Gerlind Lehmann: Zunächst einmal ist es gut, wenn im Garten ein Komposthaufen steht. Das spricht dafür, dass Sie keinen Schottergarten angelegt haben. Wenn Sie nun zum Beispiel Larven vom Nashornkäfer finden – die bis zu zehn Zentimeter lang werden können – dann legen Sie die vorsichtig zurück und decken sie mit Laub ab. Nashornkäferlarven brauchen drei bis fünf Jahre, bis sie sich fertig entwickelt haben, es wäre schade, wenn Sie diese Entwicklung stören. Nashornkäfer sind geschützt und übrigens interessant: Als es noch Naturwälder gab, lebten die Larven in morschen Bäumen, denn sie ernähren sich von Holzfasern. Als es weniger morsche Bäume gab, siedelten sie in Sägewerke um – und in die Komposthaufen der Siedlungen. Inzwischen kommen sie in Gärten häufiger vor als im Wald.
Gerlind Lehmann
ist außerplanmäßige Professorin für Evolutionäre Ökologie an der Humboldt-Universität Berlin und leitet beim Nabu ein Forschungsprojekt zum Insektenschwund.

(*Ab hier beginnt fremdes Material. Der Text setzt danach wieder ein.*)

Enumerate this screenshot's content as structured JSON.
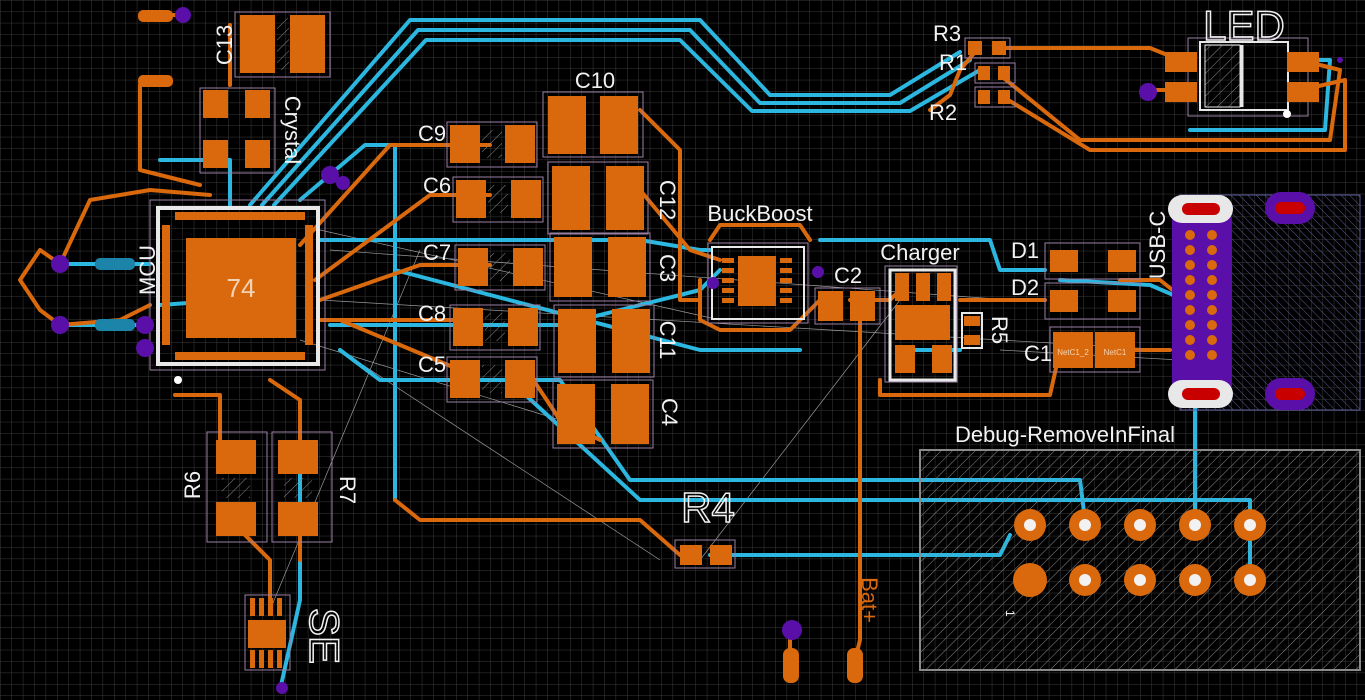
{
  "board": {
    "colors": {
      "background": "#000000",
      "grid": "#3a3a3a",
      "top_copper": "#d9690c",
      "bottom_copper": "#2bb7e0",
      "via": "#5a0fa8",
      "silkscreen": "#f2f2f2",
      "courtyard": "#9a7fa3",
      "ratsnest": "#bfbfbf"
    },
    "components": {
      "mcu": {
        "ref": "MCU",
        "body_text": "74"
      },
      "crystal": {
        "ref": "Crystal"
      },
      "c13": {
        "ref": "C13"
      },
      "c10": {
        "ref": "C10"
      },
      "c9": {
        "ref": "C9"
      },
      "c6": {
        "ref": "C6"
      },
      "c12": {
        "ref": "C12"
      },
      "c7": {
        "ref": "C7"
      },
      "c3": {
        "ref": "C3"
      },
      "c8": {
        "ref": "C8"
      },
      "c11": {
        "ref": "C11"
      },
      "c5": {
        "ref": "C5"
      },
      "c4": {
        "ref": "C4"
      },
      "buckboost": {
        "ref": "BuckBoost"
      },
      "c2": {
        "ref": "C2"
      },
      "charger": {
        "ref": "Charger"
      },
      "r5": {
        "ref": "R5"
      },
      "c1": {
        "ref": "C1",
        "pad_net_1": "NetC1_2",
        "pad_net_2": "NetC1"
      },
      "d1": {
        "ref": "D1"
      },
      "d2": {
        "ref": "D2"
      },
      "usb": {
        "ref": "USB-C"
      },
      "r3": {
        "ref": "R3"
      },
      "r1": {
        "ref": "R1"
      },
      "r2": {
        "ref": "R2"
      },
      "led": {
        "ref": "LED"
      },
      "r6": {
        "ref": "R6"
      },
      "r7": {
        "ref": "R7"
      },
      "se": {
        "ref": "SE"
      },
      "r4": {
        "ref": "R4"
      },
      "debug": {
        "ref": "Debug-RemoveInFinal",
        "pin1": "1"
      },
      "bat": {
        "ref": "Bat+"
      }
    }
  }
}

Also sind sie Kulturfolger?
Nein, Kulturfolger sind Tiere, die ihre Verhaltensweisen umstellen und an Menschen anpassen, etwa Turmfalken, die auf Kirchtürmen brüten statt in Felsen. Oder Füchse, die nicht mehr jagen, sondern sich aus Mülltonnen bedienen. Nashornkäfer brauchen natürliche Bedingungen.
Okay, der Nashornkäfer bleibt. Gibt es Schädlinge, die ich besser vernichte?
Nein, bitte nichts vernichten. Alles, was in einem Komposthaufen lebt, zersetzt auf die eine oder andere Weise die Nährstoffe darin. Sie brauchen Regenwürmer, Bakterien, Milben, Käferlarven, Springschwänze. Wenn Sie lebende Erde wollen, müssen Sie die Lebewesen darin lassen. Auch im Rest des Gartens: bloß kein Gift, Raupen im Zweifel absammeln und auf den Kompost werfen für die Vögel. Wenn Sie die Natur als Nahrungsnetz betrachten, in dem jede Art etwas bewirkt, dann dürfen Sie nicht einfach etwas herausnehmen. Und bloß nicht zu viel aufräumen, ein Vorgarten ist kein Wohnzimmer. Vögel und Insekten brauchen Strukturen, Laub an den Beeträndern. Und in einer Ecke bleiben Brennnesseln stehen, als Futter für Schmetterlingsraupen.
Viele Insekten überwintern in verblühten Stauden. Wie lang müssen die stehen bleiben?
Entweder bis es wieder richtig warm wird oder bis die Pflanzen frisch austreiben. Dann kann man davon ausgehen, dass die Insekten aus den alten Stängeln raus sind.
Welche Pflanzen brauchen sie dann?
Kommt darauf an. Heuschrecken etwa überwintern in Eiern und schlüpfen erst im März oder April, wenn es schon grün ist. Sie lieben alle Blüten, die gelb sind wie Löwenzahn, Hahnenfuß oder Gänseblümchen, diese enthalten viel Eiweiß. Hummeln hingegen sind früher aktiv, weil sie sich selbst mit ihrem Flügelschlag aufheizen können. Die brauchen Frühjahrsblüher, Krokusse, Narzissen, Tulpen. Pflanzen Sie ungefüllte Sorten, die enthalten im Gegensatz zu den gefüllten Pollen.